Armiger hesitated again. He put down his soup bowl. "Should I?" he asked. "Be careful how you answer."

"I'm tired of political answers to questions like that," she said. "And tired of philosophical ones. All I know is I'm tired and hungry and afraid, and in that I am finally one with the majority of my countrymen. There is not a single person out there," she gestured at the dark countryside, "who would not say, 'save me from the cold, and the dark, and the beasts outside and in'."

"Is that all you want for them?"

She turned to look at him. He sat now with his hands dangling between his knees, his face expressionless. She was suddenly acutely aware that she was the only human being seated at this fire.

"You could do it," she whispered.

He didn't answer.

"But then... the real question is, what do you want to do?"

Armiger didn't answer for a long time. Finally he said, "I guess that depends on who I am."

"This god 3340 you've spoken of—what did he want you to do with Ventus?"

"He saw Ventus as a resource waiting to be tapped. But not an efficient one, as it stands. Most the Winds' energy is being put into maintaining the artificial ecology—a complete waste as far as 3340 was concerned. The first thing it would have had me do was abandon the terraforming system."

"Abandon...? What would that mean, for us I mean?"
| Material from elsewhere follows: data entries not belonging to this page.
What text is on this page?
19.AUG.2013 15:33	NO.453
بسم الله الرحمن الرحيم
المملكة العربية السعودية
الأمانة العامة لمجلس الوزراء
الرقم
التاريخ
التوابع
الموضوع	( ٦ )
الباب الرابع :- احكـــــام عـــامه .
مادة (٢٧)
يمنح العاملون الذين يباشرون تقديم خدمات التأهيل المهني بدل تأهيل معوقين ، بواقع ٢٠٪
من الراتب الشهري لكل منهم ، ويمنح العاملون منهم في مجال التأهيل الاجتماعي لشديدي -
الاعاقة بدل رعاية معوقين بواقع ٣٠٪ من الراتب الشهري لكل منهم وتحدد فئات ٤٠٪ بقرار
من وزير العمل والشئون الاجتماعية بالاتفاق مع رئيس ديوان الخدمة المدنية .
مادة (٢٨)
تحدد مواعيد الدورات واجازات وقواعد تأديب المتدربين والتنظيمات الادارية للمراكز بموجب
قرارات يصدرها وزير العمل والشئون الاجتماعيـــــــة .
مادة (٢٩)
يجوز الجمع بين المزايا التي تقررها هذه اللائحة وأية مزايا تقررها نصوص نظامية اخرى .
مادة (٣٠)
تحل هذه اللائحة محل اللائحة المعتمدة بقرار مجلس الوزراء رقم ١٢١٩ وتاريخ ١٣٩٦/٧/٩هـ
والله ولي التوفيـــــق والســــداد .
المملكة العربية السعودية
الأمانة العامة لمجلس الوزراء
"The air would become poisonous with time... rivers would dry up, the oceans become toxically metallic. Some kinds of life, like fungi and bacteria, would run rampant, others would die. Everything would eventually be choked out, if it even lasted that long, because 3340 wanted to use the mecha to make the entire surface of the planet into one giant machine—a god device."

"For what purpose?"

"Ventus was to have been a staging area for an assault on the human Archipelago. If 3340 had conquered even a tenth of the Archipelago, it would have become unstoppable. Eventually it might have consumed the entire galaxy."

"But 3340 is dead," she said.

"Yes."

"So you won't do that my world."

He looked her in the eye, expressionless. "I will not," he said, a bit too vehemently.